# NPS-23-005 

Template: Getting_started.ipynb from hepdata_lib

From hepdata_lib:
The following instructions and examples should get you started to get your analysis into [HEPData](https://hepdata.net) using `hepdata_lib`. Please also refer to the [documentation](http://hepdata-lib.readthedocs.io/). While you can also run `hepdata_lib` on your local computer, you can use the [binder](https://mybinder.org/) or [SWAN](http://swan.cern.ch/) services in the browser. Mind that SWAN is only available for people with a CERN account.

Also useful reference: https://github.com/jalimena/HepData_EXO-23-016/tree/main
See "main" function in createHepData_all.py

## General setup

To make sure things are working and `hepdata_lib` is available, run the following command:

In [1]:
import hepdata_lib
print("hepdata_lib version", hepdata_lib.__version__)

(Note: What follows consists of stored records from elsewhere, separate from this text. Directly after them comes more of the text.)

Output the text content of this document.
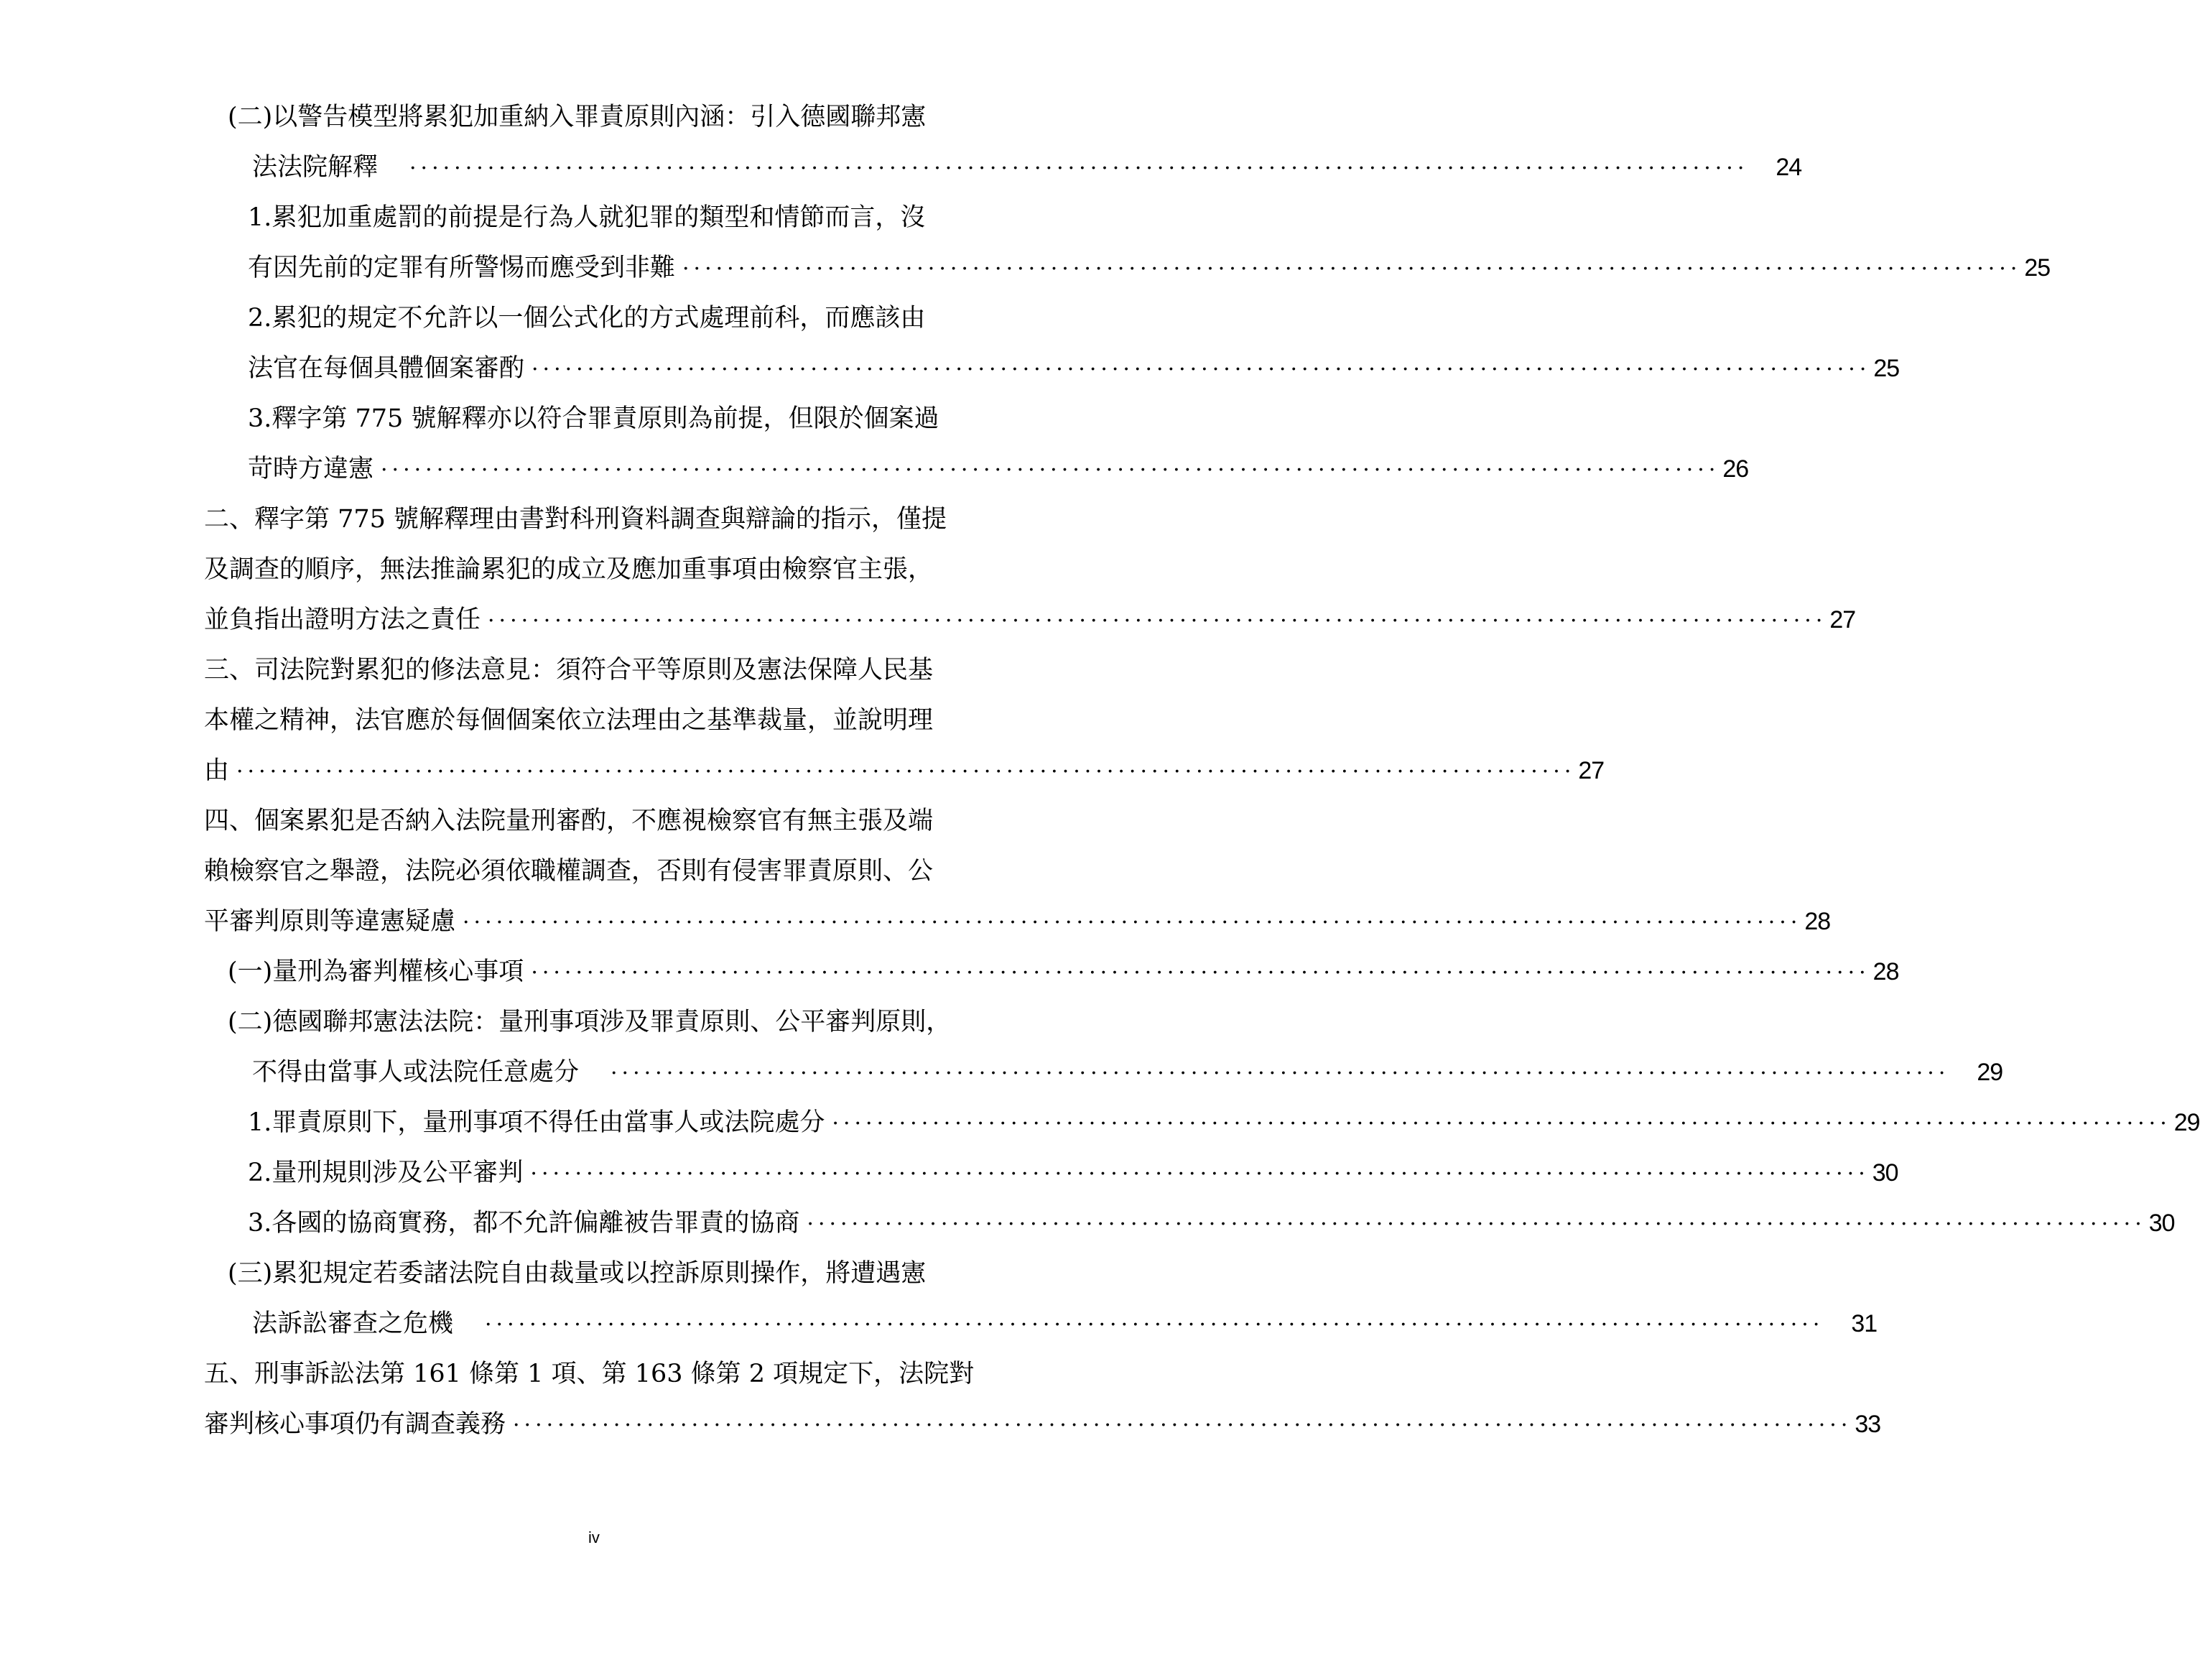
(二)以警告模型將累犯加重納入罪責原則內涵：引入德國聯邦憲
法法院解釋	························································································································	24
1.累犯加重處罰的前提是行為人就犯罪的類型和情節而言，沒
有因先前的定罪有所警惕而應受到非難 ························································································································ 25
2.累犯的規定不允許以一個公式化的方式處理前科，而應該由
法官在每個具體個案審酌 ························································································································ 25
3.釋字第 775 號解釋亦以符合罪責原則為前提，但限於個案過
苛時方違憲 ························································································································ 26
二、釋字第 775 號解釋理由書對科刑資料調查與辯論的指示，僅提
及調查的順序，無法推論累犯的成立及應加重事項由檢察官主張，
並負指出證明方法之責任 ························································································································ 27
三、司法院對累犯的修法意見：須符合平等原則及憲法保障人民基
本權之精神，法官應於每個個案依立法理由之基準裁量，並說明理
由 ························································································································ 27
四、個案累犯是否納入法院量刑審酌，不應視檢察官有無主張及端
賴檢察官之舉證，法院必須依職權調查，否則有侵害罪責原則、公
平審判原則等違憲疑慮 ························································································································ 28
(一)量刑為審判權核心事項 ························································································································ 28
(二)德國聯邦憲法法院：量刑事項涉及罪責原則、公平審判原則，
不得由當事人或法院任意處分	························································································································	29
1.罪責原則下，量刑事項不得任由當事人或法院處分 ························································································································ 29
2.量刑規則涉及公平審判 ························································································································ 30
3.各國的協商實務，都不允許偏離被告罪責的協商 ························································································································ 30
(三)累犯規定若委諸法院自由裁量或以控訴原則操作，將遭遇憲
法訴訟審查之危機	························································································································	31
五、刑事訴訟法第 161 條第 1 項、第 163 條第 2 項規定下，法院對
審判核心事項仍有調查義務 ························································································································ 33
iv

hepdata_lib version 0.16.0


## Creating your HEPData submission

The `Submission` object represents the whole HEPData entry and thus carries the top-level meta data that is equally valid for all the tables and variables you may want to enter. The object is also used to create the physical submission files you will upload to the HEPData web interface.

When using `hepdata_lib` to make an entry, you always need to create a `Submission` object. Let's do that now, and then add data to it step by step:

In [2]:
from hepdata_lib import Submission
submission = Submission()

In general, a `Submission` should contain details on the actual analysis such as it's abstract as well as links to the actual publication. The abstract should be in a plain text file. For `inspire` there's a special `record_id`, while for links to `arXiv` etc. one should use plain hyperlinks.

In [3]:
submission.read_abstract("NPS25003_inputs/abstract.txt")

#Production cross section

#Pythia configurations

#Signal model UFO Files

#Generator Process cards

#Cut flow tables

#Data distributions of relevant ML input features

#Small set of input vectors & ML outputs

#Signal Efficiencies for simplified models' model points

#Statistical model


#submission.add_link("Webpage with all figures and tables", "https://cms-results.web.cern.ch/cms-results/public-results/publications/B2G-16-029/")
#submission.add_link("arXiv", "http://arxiv.org/abs/arXiv:1802.09407")
#submission.add_record_id(1657397, "inspire")
#submission.add_additional_resource("Original abstract file", "example_inputs/abstract.txt", copy_file=True)  # for illustration, probably not useful

## Adding a table/figure

In HEPData, figures and table will both be `Table` objects. The example here shows reading a plain text file containing the signal effiency times acceptance as a function of resonance mass for different signal models. The file has been uploaded to the `example_files` directory. For your submission, create a new directory, e.g. using the analysis identifier.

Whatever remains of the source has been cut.